Over the course of history we have witnessed technological advancements that have permanently altered the way humans live their lives. A new addition to this long list is crypto-currency. While many talk about this and some, around the globe, proceed with investing in the block-chain systems, the concept can be confusing to the layman. Crypto-currency, in simple terms, is a digital currency that allows its owners to buy and sell services. It uses a non-traditional online ledger via block-chain technology to secure online transactions.
Currently there are tens of thousands of such currencies making rounds of the global digital market. The most popular of these is the bit-coin currently fluctuating around $30,670. This is only about half of what it was worth in April this year. Then there are Binance Coin, Chainlink, Polkadot and Dogecoin. The total value of all crypto-currencies was more than $1.3 trillion on July 1.
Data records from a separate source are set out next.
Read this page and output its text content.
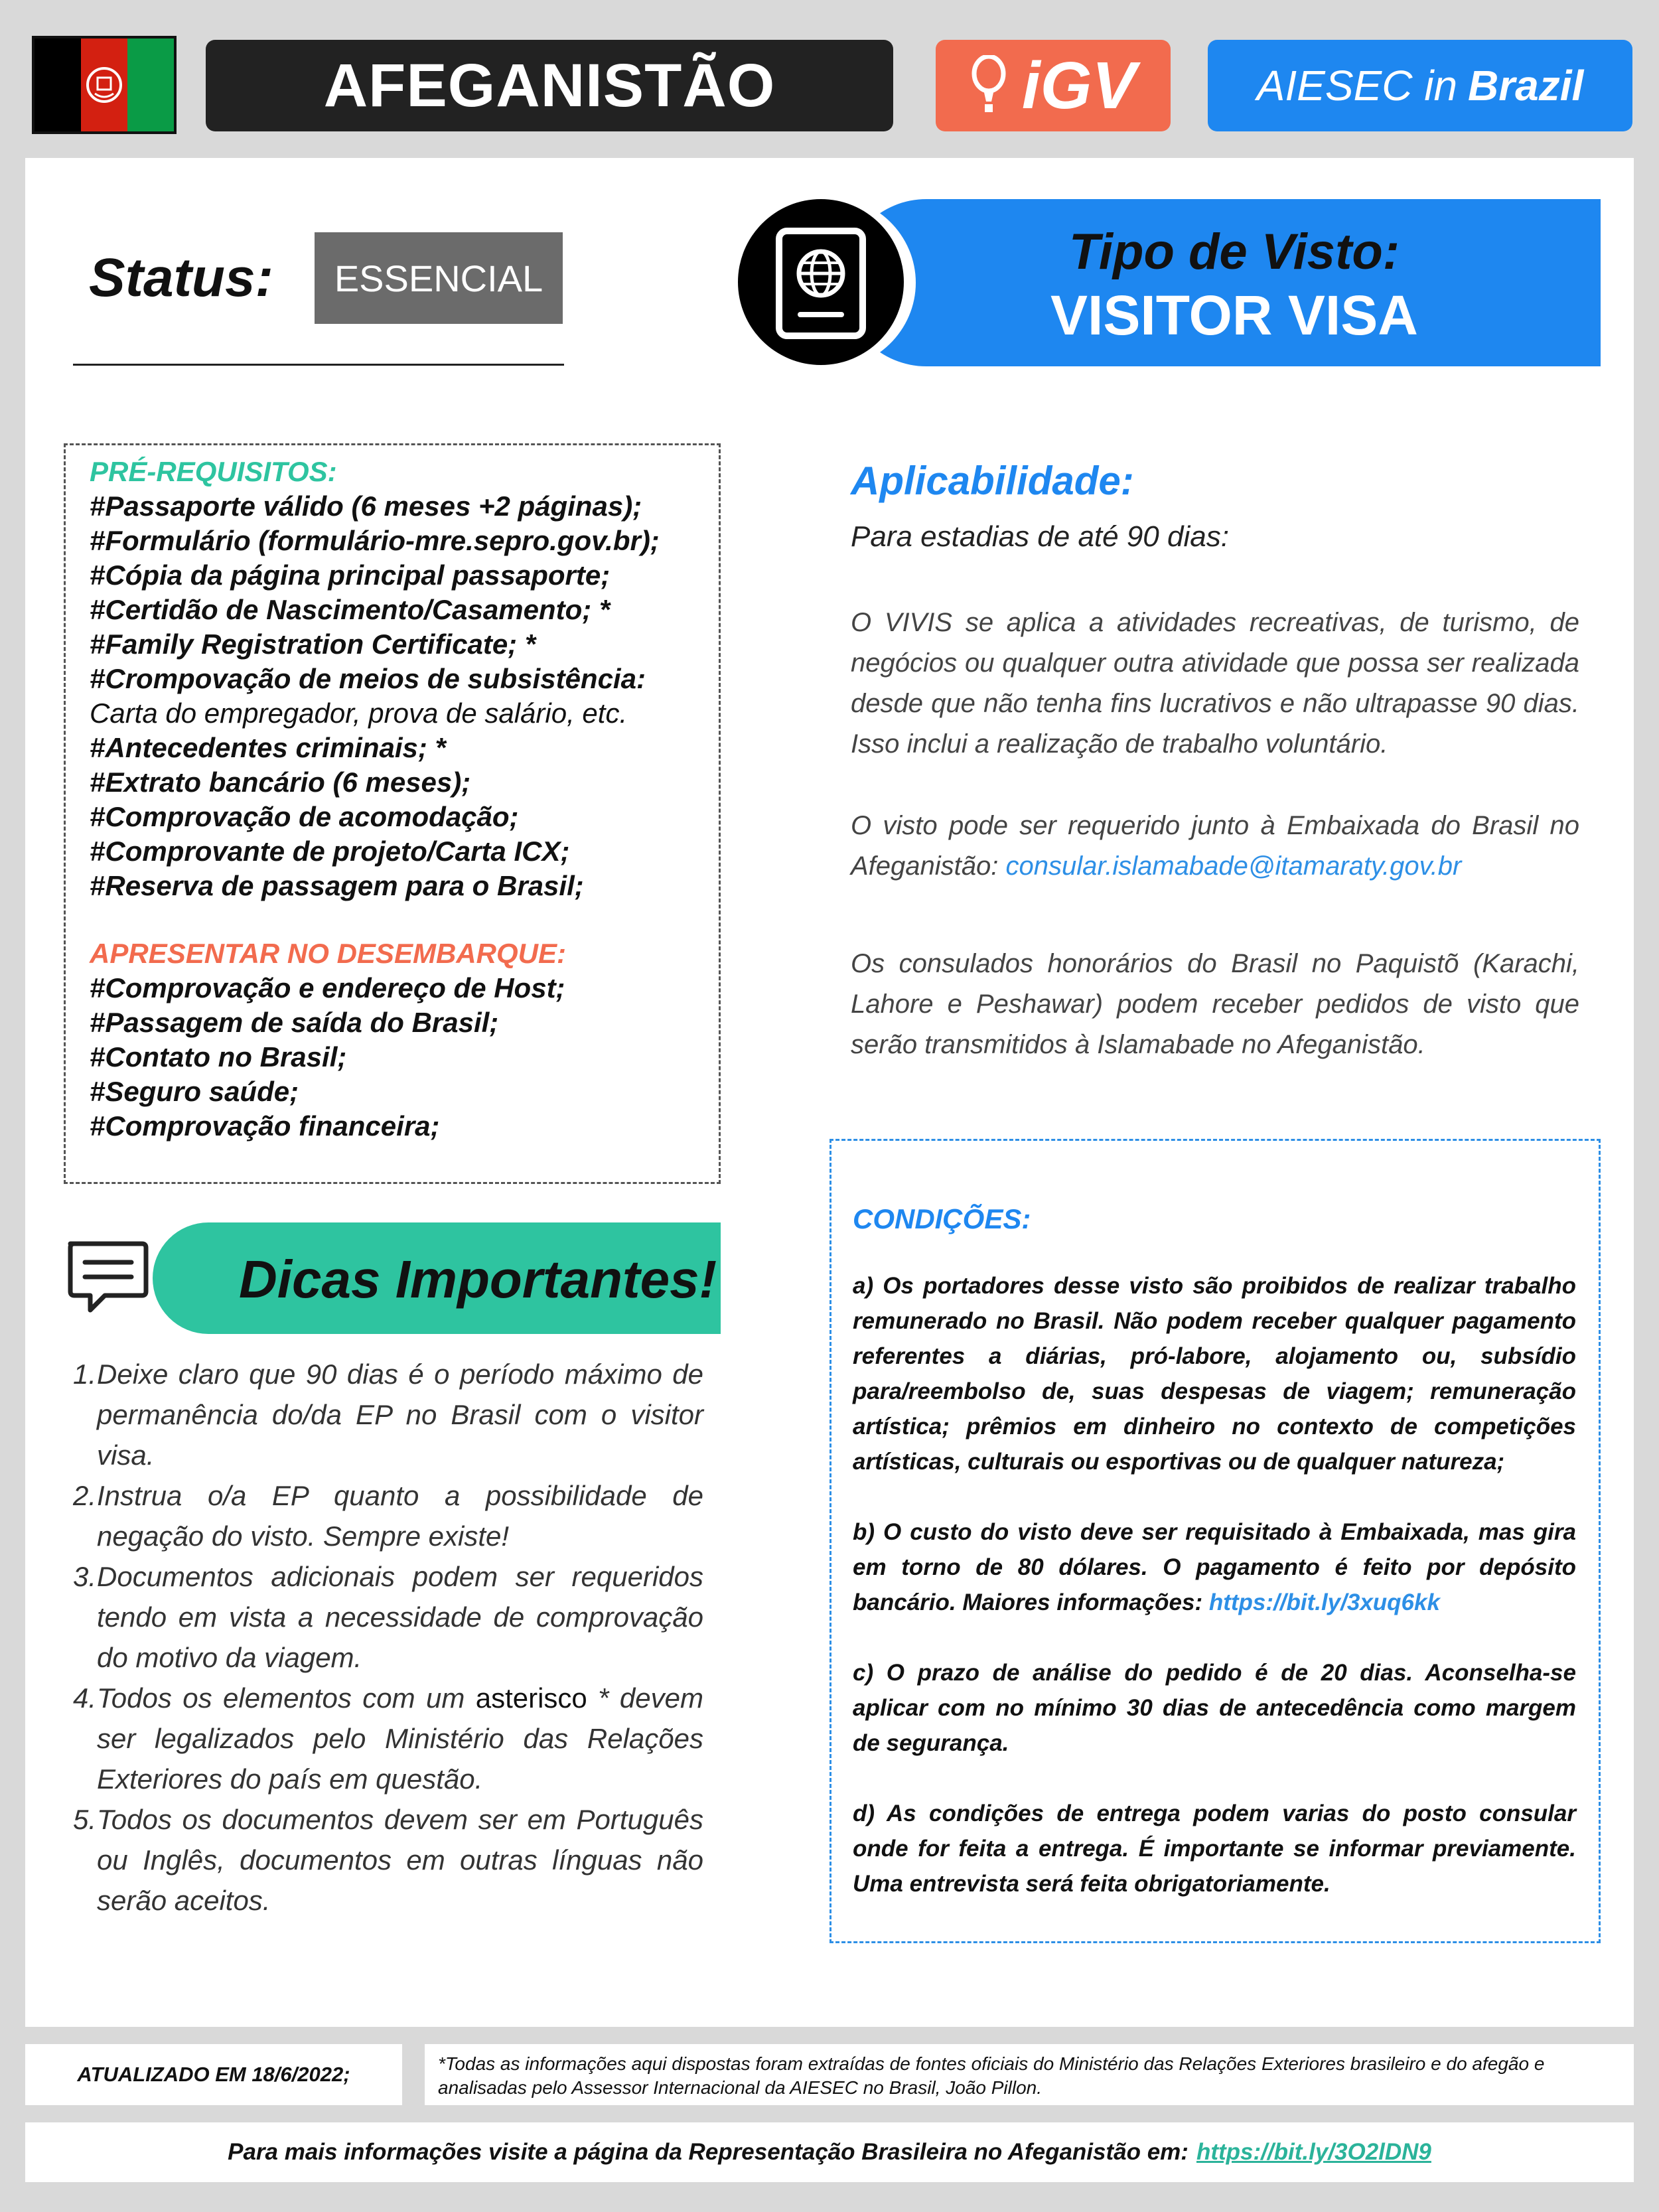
AFEGANISTÃO	iGV	AIESEC in Brazil
Status: ESSENCIAL	Tipo de Visto:
VISITOR VISA
PRÉ-REQUISITOS:
#Passaporte válido (6 meses +2 páginas);
#Formulário (formulário-mre.sepro.gov.br);
#Cópia da página principal passaporte;
#Certidão de Nascimento/Casamento; *
#Family Registration Certificate; *
#Crompovação de meios de subsistência:
Carta do empregador, prova de salário, etc.
#Antecedentes criminais; *
#Extrato bancário (6 meses);
#Comprovação de acomodação;
#Comprovante de projeto/Carta ICX;
#Reserva de passagem para o Brasil;
APRESENTAR NO DESEMBARQUE:
#Comprovação e endereço de Host;
#Passagem de saída do Brasil;
#Contato no Brasil;
#Seguro saúde;
#Comprovação financeira;
Dicas Importantes!
1. Deixe claro que 90 dias é o período máximo de permanência do/da EP no Brasil com o visitor visa.
2. Instrua o/a EP quanto a possibilidade de negação do visto. Sempre existe!
3. Documentos adicionais podem ser requeridos tendo em vista a necessidade de comprovação do motivo da viagem.
4. Todos os elementos com um asterisco * devem ser legalizados pelo Ministério das Relações Exteriores do país em questão.
5. Todos os documentos devem ser em Português ou Inglês, documentos em outras línguas não serão aceitos.
Aplicabilidade:
Para estadias de até 90 dias:
O VIVIS se aplica a atividades recreativas, de turismo, de negócios ou qualquer outra atividade que possa ser realizada desde que não tenha fins lucrativos e não ultrapasse 90 dias. Isso inclui a realização de trabalho voluntário.
O visto pode ser requerido junto à Embaixada do Brasil no Afeganistão: consular.islamabade@itamaraty.gov.br
Os consulados honorários do Brasil no Paquistõ (Karachi, Lahore e Peshawar) podem receber pedidos de visto que serão transmitidos à Islamabade no Afeganistão.
CONDIÇÕES:
a) Os portadores desse visto são proibidos de realizar trabalho remunerado no Brasil. Não podem receber qualquer pagamento referentes a diárias, pró-labore, alojamento ou, subsídio para/reembolso de, suas despesas de viagem; remuneração artística; prêmios em dinheiro no contexto de competições artísticas, culturais ou esportivas ou de qualquer natureza;
b) O custo do visto deve ser requisitado à Embaixada, mas gira em torno de 80 dólares. O pagamento é feito por depósito bancário. Maiores informações: https://bit.ly/3xuq6kk
c) O prazo de análise do pedido é de 20 dias. Aconselha-se aplicar com no mínimo 30 dias de antecedência como margem de segurança.
d) As condições de entrega podem varias do posto consular onde for feita a entrega. É importante se informar previamente. Uma entrevista será feita obrigatoriamente.
ATUALIZADO EM 18/6/2022;	*Todas as informações aqui dispostas foram extraídas de fontes oficiais do Ministério das Relações Exteriores brasileiro e do afegão e analisadas pelo Assessor Internacional da AIESEC no Brasil, João Pillon.
Para mais informações visite a página da Representação Brasileira no Afeganistão em: https://bit.ly/3O2lDN9
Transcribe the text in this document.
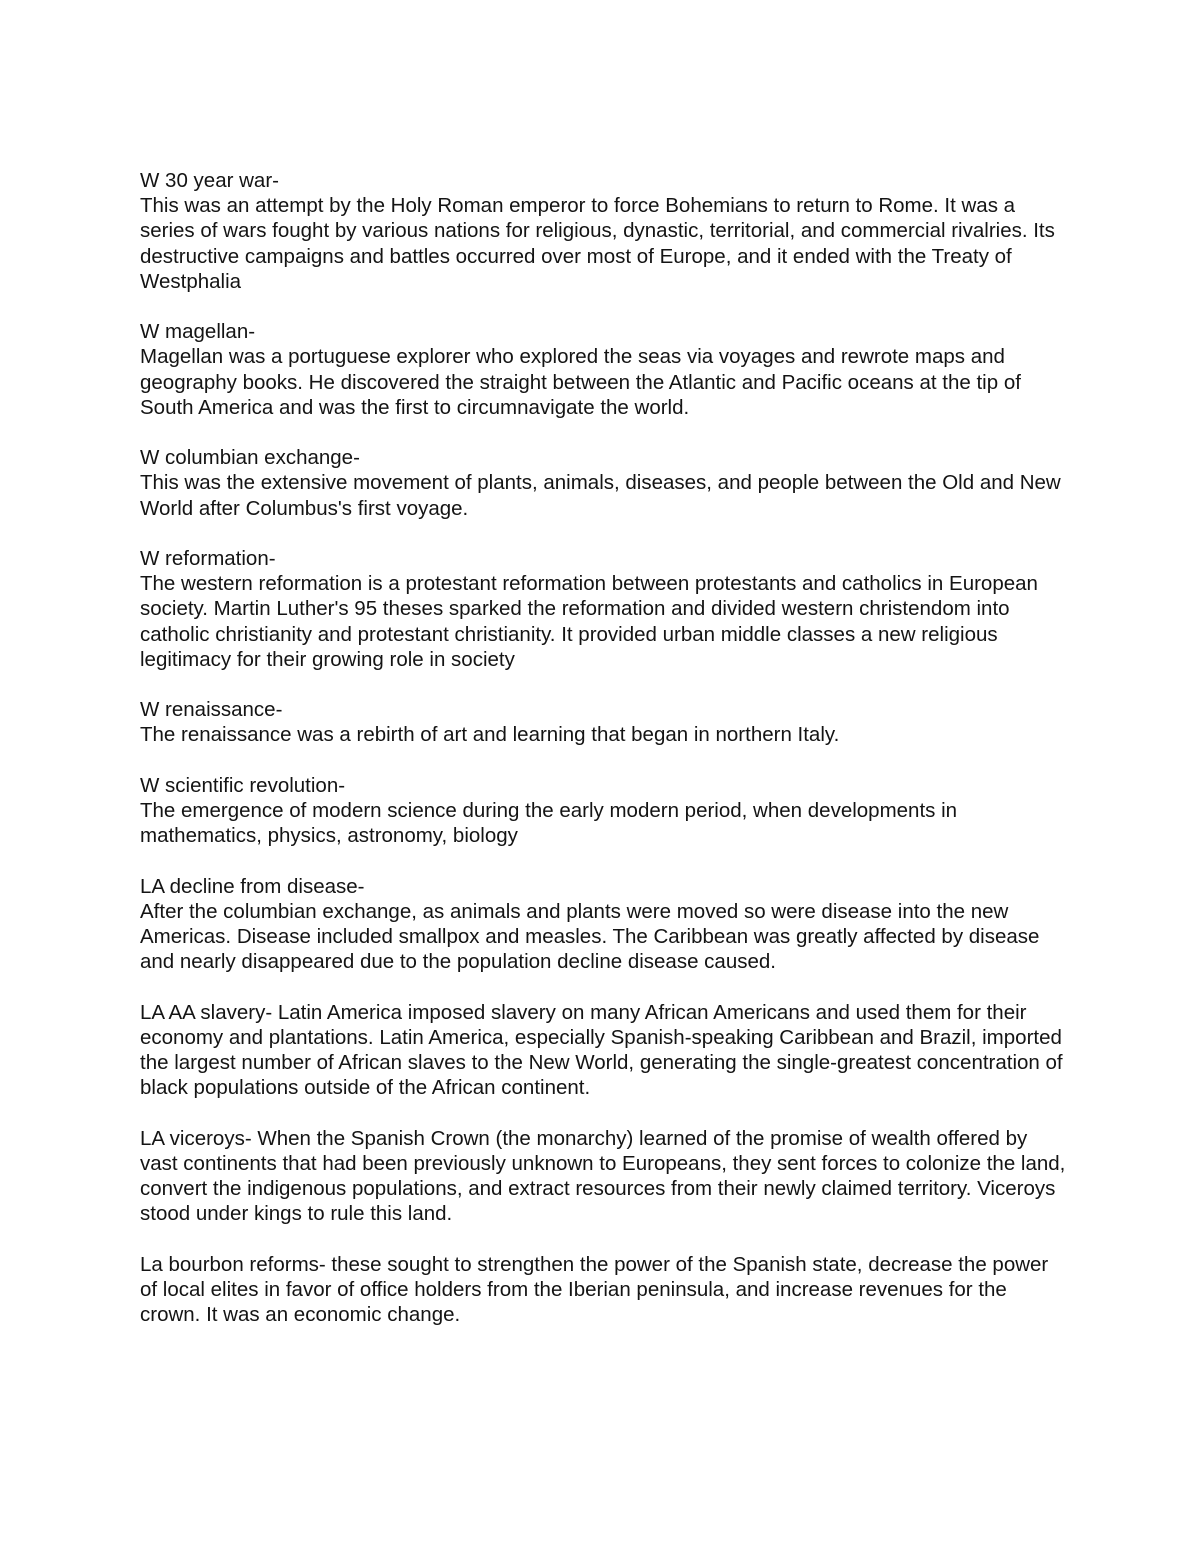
W 30 year war-
This was an attempt by the Holy Roman emperor to force Bohemians to return to Rome. It was a series of wars fought by various nations for religious, dynastic, territorial, and commercial rivalries. Its destructive campaigns and battles occurred over most of Europe, and it ended with the Treaty of Westphalia
W magellan-
Magellan was a portuguese explorer who explored the seas via voyages and rewrote maps and geography books. He discovered the straight between the Atlantic and Pacific oceans at the tip of South America and was the first to circumnavigate the world.
W columbian exchange-
This was the extensive movement of plants, animals, diseases, and people between the Old and New World after Columbus's first voyage.
W reformation-
The western reformation is a protestant reformation between protestants and catholics in European society. Martin Luther's 95 theses sparked the reformation and divided western christendom into catholic christianity and protestant christianity. It provided urban middle classes a new religious legitimacy for their growing role in society
W renaissance-
The renaissance was a rebirth of art and learning that began in northern Italy.
W scientific revolution-
The emergence of modern science during the early modern period, when developments in mathematics, physics, astronomy, biology
LA decline from disease-
After the columbian exchange, as animals and plants were moved so were disease into the new Americas. Disease included smallpox and measles. The Caribbean was greatly affected by disease and nearly disappeared due to the population decline disease caused.
LA AA slavery- Latin America imposed slavery on many African Americans and used them for their economy and plantations. Latin America, especially Spanish-speaking Caribbean and Brazil, imported the largest number of African slaves to the New World, generating the single-greatest concentration of black populations outside of the African continent.
LA viceroys- When the Spanish Crown (the monarchy) learned of the promise of wealth offered by vast continents that had been previously unknown to Europeans, they sent forces to colonize the land, convert the indigenous populations, and extract resources from their newly claimed territory. Viceroys stood under kings to rule this land.
La bourbon reforms- these sought to strengthen the power of the Spanish state, decrease the power of local elites in favor of office holders from the Iberian peninsula, and increase revenues for the crown. It was an economic change.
While Binance (a crypto-currency exchange site) is the fourth most downloaded application in the country there is no regulation of the business by the government. According to a public notice on the State Bank website crypto-currency is “neither recognised as a legal tender nor has SBP (State Bank Pakistan) authorised or licensed any individual or entity for the issuance, sale, purchase, exchange or investment in any such virtual currencies/ coins/ tokens in Pakistan.”
Investors and enthusiasts claim on the other hand that an investment in some crypto-currency is currently the best possible way for making a lot of money. Crypto-currencies are promoted by some as the cash of the future. They point out that the value of a bit-coin has risen from a mere $268 in 2016 to $30,670 today. With the promise of great returns comes the possibility of great losses. ‘Experts’ warn that knowledge and understanding of trends are the keys to crypto investment success.